According to the Queensland Government website, there are only a few exemptions from the rules in exceptional circumstances.

This includes if you are the driver and are reversing the vehicle, if you carry a seatbelt exemption certificate or if the vehicle was originally manufactured without seatbelts fitted.

Motorists can receive large fines and points on their license if they or their passengers are not using the safety feature correctly.

The penalty for not wearing a seatbelt Down Under was recently raised by almost triple the previous amount to £600 and four points on July 1, 2022.

Social media users broke the news to the tourist that they were unlikely to receive any leniency for the traffic violation.

One wrote: “You can’t get out of it. They take seatbelts seriously here in every state. Your friend wasn’t wearing hers correctly and there’s no way around it.”

Another said: “Don’t bother about going to court as if you are found guilty, the fine is higher, plus court costs.”

A third chimed in: “You’re responsible for your passengers.
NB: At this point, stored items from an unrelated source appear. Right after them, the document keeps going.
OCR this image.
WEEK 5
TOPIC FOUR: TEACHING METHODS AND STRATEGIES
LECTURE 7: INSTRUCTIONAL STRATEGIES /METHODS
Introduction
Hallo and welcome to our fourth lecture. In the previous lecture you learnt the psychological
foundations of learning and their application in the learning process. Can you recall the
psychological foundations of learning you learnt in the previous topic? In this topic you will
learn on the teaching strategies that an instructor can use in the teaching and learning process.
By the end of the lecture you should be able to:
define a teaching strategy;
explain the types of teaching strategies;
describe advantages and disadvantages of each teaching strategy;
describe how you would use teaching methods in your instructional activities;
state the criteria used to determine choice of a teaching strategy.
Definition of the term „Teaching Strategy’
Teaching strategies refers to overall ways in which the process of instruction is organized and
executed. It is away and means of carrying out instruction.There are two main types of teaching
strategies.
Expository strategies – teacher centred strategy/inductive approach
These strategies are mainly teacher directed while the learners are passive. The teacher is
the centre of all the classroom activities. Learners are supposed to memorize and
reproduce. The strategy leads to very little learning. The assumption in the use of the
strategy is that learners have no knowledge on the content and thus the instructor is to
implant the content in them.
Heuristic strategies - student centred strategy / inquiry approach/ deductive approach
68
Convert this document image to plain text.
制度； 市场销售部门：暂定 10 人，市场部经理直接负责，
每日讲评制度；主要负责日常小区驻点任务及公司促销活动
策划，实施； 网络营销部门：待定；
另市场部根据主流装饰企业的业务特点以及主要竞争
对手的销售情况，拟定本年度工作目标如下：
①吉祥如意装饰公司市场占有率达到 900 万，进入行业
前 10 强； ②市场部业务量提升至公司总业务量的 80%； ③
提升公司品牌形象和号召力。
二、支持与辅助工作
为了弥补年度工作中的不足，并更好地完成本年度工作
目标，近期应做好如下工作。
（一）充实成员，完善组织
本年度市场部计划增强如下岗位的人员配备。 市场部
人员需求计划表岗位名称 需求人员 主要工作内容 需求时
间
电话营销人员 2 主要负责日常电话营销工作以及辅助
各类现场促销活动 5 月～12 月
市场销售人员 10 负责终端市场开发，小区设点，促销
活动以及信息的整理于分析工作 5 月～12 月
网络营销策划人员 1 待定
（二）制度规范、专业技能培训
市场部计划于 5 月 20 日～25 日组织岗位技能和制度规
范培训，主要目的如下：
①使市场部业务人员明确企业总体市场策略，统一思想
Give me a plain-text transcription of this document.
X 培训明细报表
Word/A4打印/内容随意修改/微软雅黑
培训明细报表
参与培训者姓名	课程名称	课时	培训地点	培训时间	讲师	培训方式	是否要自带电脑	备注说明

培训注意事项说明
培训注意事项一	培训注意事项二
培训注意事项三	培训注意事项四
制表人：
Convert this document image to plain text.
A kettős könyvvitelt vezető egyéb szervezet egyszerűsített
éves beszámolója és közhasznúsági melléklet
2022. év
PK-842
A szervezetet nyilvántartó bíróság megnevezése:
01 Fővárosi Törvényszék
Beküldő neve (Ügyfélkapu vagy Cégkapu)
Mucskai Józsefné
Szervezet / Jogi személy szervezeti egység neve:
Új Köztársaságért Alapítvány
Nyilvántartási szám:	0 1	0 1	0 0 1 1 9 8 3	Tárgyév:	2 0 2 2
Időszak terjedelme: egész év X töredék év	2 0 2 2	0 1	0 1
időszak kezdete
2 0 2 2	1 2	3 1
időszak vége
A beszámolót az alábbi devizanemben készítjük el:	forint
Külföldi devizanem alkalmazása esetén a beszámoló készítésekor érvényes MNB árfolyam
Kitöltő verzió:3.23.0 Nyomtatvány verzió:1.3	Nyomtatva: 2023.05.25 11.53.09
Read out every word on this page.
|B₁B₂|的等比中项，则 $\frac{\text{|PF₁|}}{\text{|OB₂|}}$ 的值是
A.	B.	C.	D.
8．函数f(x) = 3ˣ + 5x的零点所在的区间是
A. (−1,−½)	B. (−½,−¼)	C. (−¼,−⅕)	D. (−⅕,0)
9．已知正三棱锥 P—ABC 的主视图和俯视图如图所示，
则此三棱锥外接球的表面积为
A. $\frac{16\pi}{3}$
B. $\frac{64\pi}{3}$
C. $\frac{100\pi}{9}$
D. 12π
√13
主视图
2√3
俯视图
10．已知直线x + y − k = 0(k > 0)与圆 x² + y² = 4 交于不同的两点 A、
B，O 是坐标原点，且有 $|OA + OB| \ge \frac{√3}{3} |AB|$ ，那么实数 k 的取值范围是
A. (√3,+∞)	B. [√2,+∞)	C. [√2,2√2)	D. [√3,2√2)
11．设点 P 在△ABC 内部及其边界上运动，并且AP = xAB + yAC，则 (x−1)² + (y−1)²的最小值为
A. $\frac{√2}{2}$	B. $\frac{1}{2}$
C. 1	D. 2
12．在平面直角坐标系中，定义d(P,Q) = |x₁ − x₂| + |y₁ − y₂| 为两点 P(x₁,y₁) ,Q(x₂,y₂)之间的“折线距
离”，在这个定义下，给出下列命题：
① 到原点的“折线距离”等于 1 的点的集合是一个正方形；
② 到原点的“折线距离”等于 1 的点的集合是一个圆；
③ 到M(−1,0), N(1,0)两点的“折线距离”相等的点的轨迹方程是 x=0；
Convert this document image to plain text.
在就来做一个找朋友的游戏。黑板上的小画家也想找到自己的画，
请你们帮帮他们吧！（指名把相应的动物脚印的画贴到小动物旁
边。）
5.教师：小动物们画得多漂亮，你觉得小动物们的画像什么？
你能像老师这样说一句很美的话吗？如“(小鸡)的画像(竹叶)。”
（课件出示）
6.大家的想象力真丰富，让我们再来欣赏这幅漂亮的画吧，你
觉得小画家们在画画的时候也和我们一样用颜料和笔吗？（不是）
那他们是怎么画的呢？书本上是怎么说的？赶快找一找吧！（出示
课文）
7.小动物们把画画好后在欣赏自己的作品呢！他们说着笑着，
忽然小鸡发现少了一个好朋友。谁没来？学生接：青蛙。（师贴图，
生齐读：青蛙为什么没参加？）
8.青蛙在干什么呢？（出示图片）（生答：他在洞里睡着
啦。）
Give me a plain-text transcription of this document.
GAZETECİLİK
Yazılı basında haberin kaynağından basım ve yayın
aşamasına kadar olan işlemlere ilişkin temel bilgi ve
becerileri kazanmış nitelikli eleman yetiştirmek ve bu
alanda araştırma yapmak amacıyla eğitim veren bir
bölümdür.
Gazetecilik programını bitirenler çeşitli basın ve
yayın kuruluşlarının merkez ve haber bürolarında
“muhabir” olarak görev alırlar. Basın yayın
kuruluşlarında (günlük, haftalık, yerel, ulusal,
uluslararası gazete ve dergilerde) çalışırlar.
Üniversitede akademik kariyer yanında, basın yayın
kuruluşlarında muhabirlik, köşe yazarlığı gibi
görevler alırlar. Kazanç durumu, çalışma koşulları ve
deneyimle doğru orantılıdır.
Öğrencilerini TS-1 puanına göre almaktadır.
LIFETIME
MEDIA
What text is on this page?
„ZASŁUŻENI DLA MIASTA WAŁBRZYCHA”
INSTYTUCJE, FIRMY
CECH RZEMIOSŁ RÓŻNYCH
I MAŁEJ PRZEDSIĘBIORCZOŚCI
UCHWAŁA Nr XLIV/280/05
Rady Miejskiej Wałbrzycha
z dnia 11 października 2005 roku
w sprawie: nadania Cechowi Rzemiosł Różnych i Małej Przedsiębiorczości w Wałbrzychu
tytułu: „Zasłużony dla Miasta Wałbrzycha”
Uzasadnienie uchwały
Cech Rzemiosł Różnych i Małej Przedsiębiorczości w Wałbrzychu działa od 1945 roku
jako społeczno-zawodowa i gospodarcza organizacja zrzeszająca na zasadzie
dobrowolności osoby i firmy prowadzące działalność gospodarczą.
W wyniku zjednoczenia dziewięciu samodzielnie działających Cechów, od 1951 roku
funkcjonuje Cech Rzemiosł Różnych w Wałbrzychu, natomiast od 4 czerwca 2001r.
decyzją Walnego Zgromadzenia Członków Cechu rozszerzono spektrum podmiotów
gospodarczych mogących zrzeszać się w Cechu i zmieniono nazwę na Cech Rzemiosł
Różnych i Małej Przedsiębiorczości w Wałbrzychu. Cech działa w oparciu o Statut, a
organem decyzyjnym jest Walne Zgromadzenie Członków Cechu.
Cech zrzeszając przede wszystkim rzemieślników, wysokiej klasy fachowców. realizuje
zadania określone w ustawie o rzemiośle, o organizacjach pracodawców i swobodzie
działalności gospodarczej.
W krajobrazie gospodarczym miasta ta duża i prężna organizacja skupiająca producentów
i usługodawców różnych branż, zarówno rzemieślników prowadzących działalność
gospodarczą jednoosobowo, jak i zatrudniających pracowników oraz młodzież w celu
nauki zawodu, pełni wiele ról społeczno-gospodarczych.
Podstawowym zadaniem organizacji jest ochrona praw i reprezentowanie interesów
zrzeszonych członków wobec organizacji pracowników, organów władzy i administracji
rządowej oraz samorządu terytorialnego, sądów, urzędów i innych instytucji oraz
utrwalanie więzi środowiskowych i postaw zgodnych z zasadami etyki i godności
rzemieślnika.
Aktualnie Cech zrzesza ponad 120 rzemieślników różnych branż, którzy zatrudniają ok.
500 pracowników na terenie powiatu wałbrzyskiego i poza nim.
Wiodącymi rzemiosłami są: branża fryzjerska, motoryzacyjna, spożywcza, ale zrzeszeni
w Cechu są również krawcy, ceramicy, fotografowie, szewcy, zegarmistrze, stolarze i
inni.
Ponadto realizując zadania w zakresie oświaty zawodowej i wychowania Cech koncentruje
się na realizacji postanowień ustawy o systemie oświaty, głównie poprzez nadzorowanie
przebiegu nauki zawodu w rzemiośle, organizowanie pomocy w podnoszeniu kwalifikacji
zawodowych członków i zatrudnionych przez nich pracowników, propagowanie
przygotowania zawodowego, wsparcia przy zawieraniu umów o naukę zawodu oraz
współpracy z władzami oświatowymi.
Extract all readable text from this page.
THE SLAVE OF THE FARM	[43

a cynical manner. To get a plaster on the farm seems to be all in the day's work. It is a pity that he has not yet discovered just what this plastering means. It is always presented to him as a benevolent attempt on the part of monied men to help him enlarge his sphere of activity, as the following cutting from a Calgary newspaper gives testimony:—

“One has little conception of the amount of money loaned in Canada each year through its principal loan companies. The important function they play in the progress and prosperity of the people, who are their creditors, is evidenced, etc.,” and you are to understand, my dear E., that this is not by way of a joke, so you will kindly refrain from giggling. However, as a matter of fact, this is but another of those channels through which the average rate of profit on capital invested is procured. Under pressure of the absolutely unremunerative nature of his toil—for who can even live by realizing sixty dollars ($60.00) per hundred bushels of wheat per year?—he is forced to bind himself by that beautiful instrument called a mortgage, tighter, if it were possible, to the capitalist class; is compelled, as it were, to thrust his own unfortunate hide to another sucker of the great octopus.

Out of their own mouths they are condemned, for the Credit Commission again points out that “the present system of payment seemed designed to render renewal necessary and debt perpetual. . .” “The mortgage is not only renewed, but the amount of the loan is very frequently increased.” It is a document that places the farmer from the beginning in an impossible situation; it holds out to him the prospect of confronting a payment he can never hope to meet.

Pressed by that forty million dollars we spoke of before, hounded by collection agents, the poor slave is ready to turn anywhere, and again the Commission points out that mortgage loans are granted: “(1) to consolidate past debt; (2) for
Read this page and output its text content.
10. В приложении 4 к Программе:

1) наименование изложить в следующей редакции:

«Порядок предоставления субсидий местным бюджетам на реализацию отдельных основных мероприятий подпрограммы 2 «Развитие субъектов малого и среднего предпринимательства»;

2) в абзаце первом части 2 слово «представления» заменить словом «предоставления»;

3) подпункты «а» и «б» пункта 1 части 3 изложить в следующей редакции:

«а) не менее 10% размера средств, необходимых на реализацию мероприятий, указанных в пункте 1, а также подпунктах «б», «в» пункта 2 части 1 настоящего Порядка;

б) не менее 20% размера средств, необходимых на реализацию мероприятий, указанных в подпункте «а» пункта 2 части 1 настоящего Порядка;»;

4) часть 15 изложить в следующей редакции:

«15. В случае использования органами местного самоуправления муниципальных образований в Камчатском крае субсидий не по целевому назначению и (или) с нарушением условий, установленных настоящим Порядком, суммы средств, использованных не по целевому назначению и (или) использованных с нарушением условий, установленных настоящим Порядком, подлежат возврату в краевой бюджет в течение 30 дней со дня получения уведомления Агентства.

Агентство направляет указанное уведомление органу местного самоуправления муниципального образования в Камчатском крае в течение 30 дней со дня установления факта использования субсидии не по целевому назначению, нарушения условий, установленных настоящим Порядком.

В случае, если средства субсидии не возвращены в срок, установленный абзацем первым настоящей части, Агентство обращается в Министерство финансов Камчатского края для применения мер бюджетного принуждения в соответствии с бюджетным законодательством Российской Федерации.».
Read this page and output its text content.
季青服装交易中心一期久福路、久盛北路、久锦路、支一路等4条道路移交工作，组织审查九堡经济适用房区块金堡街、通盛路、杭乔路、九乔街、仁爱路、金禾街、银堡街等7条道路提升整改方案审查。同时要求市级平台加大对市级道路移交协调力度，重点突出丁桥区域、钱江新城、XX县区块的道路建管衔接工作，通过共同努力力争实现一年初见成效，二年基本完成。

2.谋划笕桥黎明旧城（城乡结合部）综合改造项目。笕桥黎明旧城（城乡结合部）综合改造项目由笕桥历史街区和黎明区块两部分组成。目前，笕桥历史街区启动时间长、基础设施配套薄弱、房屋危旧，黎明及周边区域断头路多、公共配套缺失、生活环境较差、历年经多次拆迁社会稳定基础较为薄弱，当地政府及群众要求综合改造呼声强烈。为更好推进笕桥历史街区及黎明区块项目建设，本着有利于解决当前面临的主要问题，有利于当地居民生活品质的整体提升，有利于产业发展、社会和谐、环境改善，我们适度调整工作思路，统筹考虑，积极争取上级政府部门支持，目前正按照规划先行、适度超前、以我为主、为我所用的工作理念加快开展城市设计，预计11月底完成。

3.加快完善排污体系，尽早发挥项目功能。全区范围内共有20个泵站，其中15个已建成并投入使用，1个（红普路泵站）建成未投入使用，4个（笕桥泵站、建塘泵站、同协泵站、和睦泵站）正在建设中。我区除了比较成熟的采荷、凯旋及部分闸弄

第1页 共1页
You are 100% liable for the fine and there is 0 chance you will get out of it.”

And a fourth added: “No way I would bend over and pay, bloody extortion. Fight it all the way. She was wearing her seat belt.”

Other sympathetic users encouraged the German man to arrange for the passenger to fork out for the fine, as it was “her fault”.

One said: “You could approach your passenger to pay for half. Would be fair.”

Another commented: “Make your friend pay for it as she was the one that caused the fine, or go halves because you should have said something.”